Por: Fernando Molica

Lula e o dragão do Centrão

Lula tem que enfrentar um dragão cada vez maior e mais forte. | Foto: Adobe Stock

Apesar de derrotas como a derrubada dos vetos ao marco temporal e ao bom-dia com chapéu alheio da desoneração fiscal, o governo termina o ano com vitórias importantes no Congresso. Aprovou a reforma tributária, a taxação das bets, o fim de subvenções federais a empresas beneficiadas por isenções estaduais, trocou o teto de gastos pele arcabouço fiscal.

Não é pouco para um presidente que começou o ano com minoria explícita na Câmara: a bancada de esquerda e centro esquerda têm cerca de 25% dos deputados. Mas os triunfos custaram caro. Lula teve que entregar ministérios importantes e a Caixa para o Centrão, liberou mais emendas parlamentares e viu reduzido seu programa de obras. Como o general Pirro, sabe que pode sucumbir diante de novos triunfos que exijam tantas perdas.

Ciente do seu poder — consolidado no impeachment de Dilma Rousseff e na imposição do caráter compulsório das emendas —, o Congresso se comporta com um dragão insaciável: como aquele enfrentado por São Jorge, não se contenta mais com ovelhas ou crianças.

Depois de tentar enrolar o dragão com os badulaques oferecidos em seus dois mandatos anteriores, Lula entendeu que o jogo havia mudado e foi obrigado a fazer concessões cada vez maiores. Pra piorar, desta vez ele encara um país dividido, praticamente metade da população prefere torcer pelo lagarto que cospe fogo na direção do Palácio do Planalto. 

Para preservar seu mandato, Jair Bolsonaro foi obrigado a parar de cantar o Pega Dragão, lembrou que chegara a desfilar na Unidos do Lança-Chamas. A diferença é que ele não demonstrou qualquer incômodo em passar o bastão para os novos aliados, é como se tivesse aproveitado o fogaréu para assar uma carne. 

Volta e meia os partidos do Centrão são definidos como conservadores, conceito que, no caso, carrega uma imprecisão. Eles estão longe de qualquer alinhamento com ideias de esquerda, mas não oram pelo evangelho liberal — procuram, principalmente, conservar o próprio poder, sabem dançar pra lá ou pra cá dependendo das ofertas dos parceiros. Não é à toa que mesmo deputados do PL têm votado com o governo.

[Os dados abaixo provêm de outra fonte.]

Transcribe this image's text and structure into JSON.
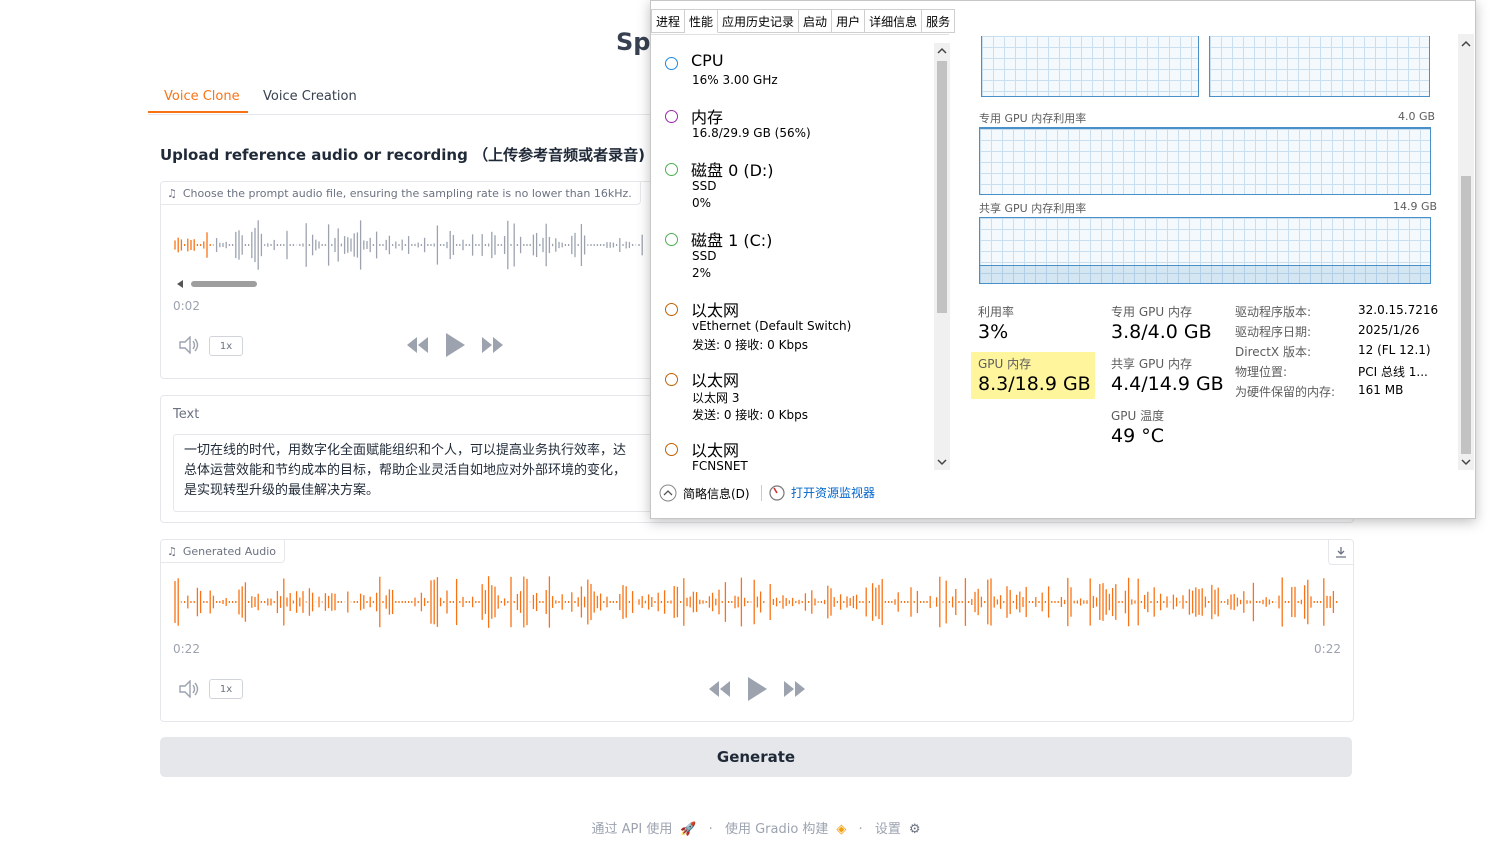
{
  "app": {
    "title_partial": "Spa"
  },
  "tabs": [
    {
      "label": "Voice Clone",
      "active": true
    },
    {
      "label": "Voice Creation",
      "active": false
    }
  ],
  "upload": {
    "title": "Upload reference audio or recording （上传参考音频或者录音)",
    "hint": "Choose the prompt audio file, ensuring the sampling rate is no lower than 16kHz.",
    "time": "0:02",
    "speed": "1x"
  },
  "text": {
    "label": "Text",
    "value": "一切在线的时代，用数字化全面赋能组织和个人，可以提高业务执行效率，达成总体运营效能和节约成本的目标，帮助企业灵活自如地应对外部环境的变化，是实现转型升级的最佳解决方案。",
    "lines": [
      "一切在线的时代，用数字化全面赋能组织和个人，可以提高业务执行效率，达",
      "总体运营效能和节约成本的目标，帮助企业灵活自如地应对外部环境的变化，",
      "是实现转型升级的最佳解决方案。"
    ]
  },
  "generated": {
    "label": "Generated Audio",
    "time_start": "0:22",
    "time_end": "0:22",
    "speed": "1x"
  },
  "generate_button": "Generate",
  "footer": {
    "api": "通过 API 使用",
    "built": "使用 Gradio 构建",
    "settings": "设置",
    "sep": "·"
  },
  "colors": {
    "accent": "#f97316",
    "wave_gray": "#9ca3af",
    "highlight": "#fff59d",
    "graph_border": "#4a90c8"
  },
  "task_manager": {
    "tabs": [
      "进程",
      "性能",
      "应用历史记录",
      "启动",
      "用户",
      "详细信息",
      "服务"
    ],
    "active_tab": "性能",
    "resources": [
      {
        "name": "CPU",
        "line2": "16% 3.00 GHz",
        "line3": "",
        "color": "#1e88e5"
      },
      {
        "name": "内存",
        "line2": "16.8/29.9 GB (56%)",
        "line3": "",
        "color": "#9c27b0"
      },
      {
        "name": "磁盘 0 (D:)",
        "line2": "SSD",
        "line3": "0%",
        "color": "#4caf50"
      },
      {
        "name": "磁盘 1 (C:)",
        "line2": "SSD",
        "line3": "2%",
        "color": "#4caf50"
      },
      {
        "name": "以太网",
        "line2": "vEthernet (Default Switch)",
        "line3": "发送: 0 接收: 0 Kbps",
        "color": "#c06000"
      },
      {
        "name": "以太网",
        "line2": "以太网 3",
        "line3": "发送: 0 接收: 0 Kbps",
        "color": "#c06000"
      },
      {
        "name": "以太网",
        "line2": "FCNSNET",
        "line3": "",
        "color": "#c06000"
      }
    ],
    "graphs": {
      "dedicated_label": "专用 GPU 内存利用率",
      "dedicated_max": "4.0 GB",
      "shared_label": "共享 GPU 内存利用率",
      "shared_max": "14.9 GB"
    },
    "stats": {
      "util_label": "利用率",
      "util_value": "3%",
      "dedicated_label": "专用 GPU 内存",
      "dedicated_value": "3.8/4.0 GB",
      "gpu_mem_label": "GPU 内存",
      "gpu_mem_value": "8.3/18.9 GB",
      "shared_label": "共享 GPU 内存",
      "shared_value": "4.4/14.9 GB",
      "temp_label": "GPU 温度",
      "temp_value": "49 °C"
    },
    "info": [
      {
        "key": "驱动程序版本:",
        "value": "32.0.15.7216"
      },
      {
        "key": "驱动程序日期:",
        "value": "2025/1/26"
      },
      {
        "key": "DirectX 版本:",
        "value": "12 (FL 12.1)"
      },
      {
        "key": "物理位置:",
        "value": "PCI 总线 1..."
      },
      {
        "key": "为硬件保留的内存:",
        "value": "161 MB"
      }
    ],
    "footer": {
      "summary": "简略信息(D)",
      "monitor": "打开资源监视器"
    }
  }
}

Historicamente, políticos que formam a maioria no Congresso e desprezam compromissos ideológicos não sabem viver sem o governo. Mas, ao longo da última década, perceberam que poderiam faturar emendas mesmo na oposição e, mais importante, descobriram que, em caso de descontentamento com o Planalto, poderiam mudar o governo — fizeram isso quando acenderam a fogueira de Dilma e levaram Michel Temer para a Presidência numa espécie de eleição indireta.

Criado no movimento sindical, especialista na negociação, Lula sabe que não terá vida fácil. Políticos que antes queriam pegar carona nas iniciativas do governo hoje tratam de financiar os próprios projetos e obras, fazem seus próprios palanques.

As eleições municipais de 2024 serão particularmente complicadas para o governo que, na maior parte das cidades, verá esfarelada sua base adquirida com tantos sacrifícios. Lula tem experiência para saber que não vai dar para usar roupas e armas de Jorge para, assim, tentar derrotar o dragão. Vai, acima de tudo, precisar controlar o alcance das labaredas. Mas, escaldado pelo Mensalão e pelo Petrolão, sabe dos riscos que corre ao brincar com fogo.